The present mayor complains about the central government’s Three Waters Reform (see earlier) proposal and that it wanted answers to 1,300 questions. Well, yes, but the government last year also offered a generous amount of free money to councils to participate in consideration of the project — importantly, without any commitment to go ahead and sign up.  In fact, in Kapiti’s case there are good reasons for not doing so — Kapiti’s water network is fairly modern (most housing in Waikanae for example is post-1970) compared to say that of Wellington where there have been well reported age issues and potentially a lot of the money collected from participants would be used for the benefit of such cities rather than Kapiti. So all KCDC needs to do is answer these questions, collect its handout, and then say “not for us.”

With 15 staff answering questions at 15 seconds per question it is actually less than a day’s work. And most of the questions are simplistic. This is an actual example:

Question: Do you agree that river water flow is increased by rain? 

The present mayor might take a week to decide, but intelligent KCDC staff could be expected to respond in 20 seconds.   

There are considerable problems with water purity when the bore pumps come in to supplement the Waikanae River in dry spells, though.

As we’ve seen, council staffing has steadily increased over the last few years (for example there were 402 staff in June 2017, 418 in June last year), yet there are huge workloads that they can’t cope with? Hmm.

What other reasons?  Can’t forget good old climate change, of course, and we’ve yet to be convinced of any possible KCDC role in preventing it. Reducing air pollution is always good, and to its credit the council has cut its polluting emissions significantly, but what else? An extra electric car and a hybrid that the present mayor uses is insigificant. What about insisting that council office staff take public transport to work? What about councilors doing the same to meetings?
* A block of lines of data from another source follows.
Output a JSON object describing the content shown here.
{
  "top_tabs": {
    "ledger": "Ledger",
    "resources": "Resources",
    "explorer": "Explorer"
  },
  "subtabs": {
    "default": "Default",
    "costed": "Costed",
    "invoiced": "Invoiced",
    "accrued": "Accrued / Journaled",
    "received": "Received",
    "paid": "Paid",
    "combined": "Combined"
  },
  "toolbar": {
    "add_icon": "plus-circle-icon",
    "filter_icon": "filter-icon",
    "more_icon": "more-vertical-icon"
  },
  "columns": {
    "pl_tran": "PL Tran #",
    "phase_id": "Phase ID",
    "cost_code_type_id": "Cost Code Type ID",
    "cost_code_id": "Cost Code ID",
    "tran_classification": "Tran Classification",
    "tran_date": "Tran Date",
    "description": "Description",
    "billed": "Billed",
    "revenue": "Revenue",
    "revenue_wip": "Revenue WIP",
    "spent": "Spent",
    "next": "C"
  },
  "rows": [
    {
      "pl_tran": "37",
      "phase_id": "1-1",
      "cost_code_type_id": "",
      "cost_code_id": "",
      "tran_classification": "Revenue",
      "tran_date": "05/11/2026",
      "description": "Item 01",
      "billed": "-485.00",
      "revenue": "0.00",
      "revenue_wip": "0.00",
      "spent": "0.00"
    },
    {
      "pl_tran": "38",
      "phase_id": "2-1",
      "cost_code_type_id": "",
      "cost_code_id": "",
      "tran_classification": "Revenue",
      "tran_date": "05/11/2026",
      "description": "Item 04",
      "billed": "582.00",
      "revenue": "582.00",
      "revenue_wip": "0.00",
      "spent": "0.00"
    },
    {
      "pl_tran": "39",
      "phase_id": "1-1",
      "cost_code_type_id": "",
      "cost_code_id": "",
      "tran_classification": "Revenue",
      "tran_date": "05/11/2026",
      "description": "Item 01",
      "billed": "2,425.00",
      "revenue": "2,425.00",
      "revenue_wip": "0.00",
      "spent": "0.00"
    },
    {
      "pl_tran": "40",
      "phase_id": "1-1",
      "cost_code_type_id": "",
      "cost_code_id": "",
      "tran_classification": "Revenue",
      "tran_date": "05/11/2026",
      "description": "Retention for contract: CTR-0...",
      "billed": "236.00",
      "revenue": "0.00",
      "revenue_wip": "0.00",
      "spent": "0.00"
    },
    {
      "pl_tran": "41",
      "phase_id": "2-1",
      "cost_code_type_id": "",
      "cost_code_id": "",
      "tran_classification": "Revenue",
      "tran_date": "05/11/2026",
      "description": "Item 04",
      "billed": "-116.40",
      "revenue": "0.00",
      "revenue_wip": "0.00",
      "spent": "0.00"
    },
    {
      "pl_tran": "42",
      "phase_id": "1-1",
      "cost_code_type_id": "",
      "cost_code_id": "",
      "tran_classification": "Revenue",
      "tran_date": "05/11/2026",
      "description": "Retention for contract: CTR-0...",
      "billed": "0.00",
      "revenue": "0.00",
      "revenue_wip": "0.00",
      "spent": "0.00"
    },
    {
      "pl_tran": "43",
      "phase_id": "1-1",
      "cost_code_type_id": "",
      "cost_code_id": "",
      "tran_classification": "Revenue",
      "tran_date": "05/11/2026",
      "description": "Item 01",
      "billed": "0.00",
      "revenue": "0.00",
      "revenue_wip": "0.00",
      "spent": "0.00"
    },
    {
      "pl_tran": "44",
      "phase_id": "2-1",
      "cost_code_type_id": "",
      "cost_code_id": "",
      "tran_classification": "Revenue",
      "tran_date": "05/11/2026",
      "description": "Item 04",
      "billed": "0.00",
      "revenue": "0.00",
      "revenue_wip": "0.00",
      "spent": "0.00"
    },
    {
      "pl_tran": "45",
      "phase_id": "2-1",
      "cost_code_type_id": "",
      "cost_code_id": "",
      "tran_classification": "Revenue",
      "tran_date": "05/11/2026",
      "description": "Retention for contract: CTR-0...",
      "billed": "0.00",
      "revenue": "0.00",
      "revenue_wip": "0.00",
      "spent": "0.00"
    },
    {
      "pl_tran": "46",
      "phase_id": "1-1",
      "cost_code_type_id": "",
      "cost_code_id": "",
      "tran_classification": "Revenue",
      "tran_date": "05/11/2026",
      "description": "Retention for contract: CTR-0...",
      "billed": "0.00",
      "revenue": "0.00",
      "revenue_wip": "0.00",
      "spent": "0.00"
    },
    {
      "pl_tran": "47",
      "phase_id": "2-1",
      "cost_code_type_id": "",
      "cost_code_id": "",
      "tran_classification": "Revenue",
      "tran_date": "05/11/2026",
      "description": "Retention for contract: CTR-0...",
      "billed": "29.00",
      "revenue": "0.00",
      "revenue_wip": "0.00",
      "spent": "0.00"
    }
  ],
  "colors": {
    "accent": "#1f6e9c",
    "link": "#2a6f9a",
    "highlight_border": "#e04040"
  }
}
KCDC loves traffic lights. The World Conference on Transport Research – (WCTR 10-15 July 2016 in Shanghai Comparison of exhaust emissions at intersections under traffic signal versus roundabout control using an instrumented vehicle) demonstrated conclusively that traffic lights are shocking pollution causers. Kapiti has the most traffic lights in 1.5 km in NZ. And it is putting in more.

A final question: did the present mayor and councilors pay for themselves at this soirée, or was it Ratepayers who footed the bill?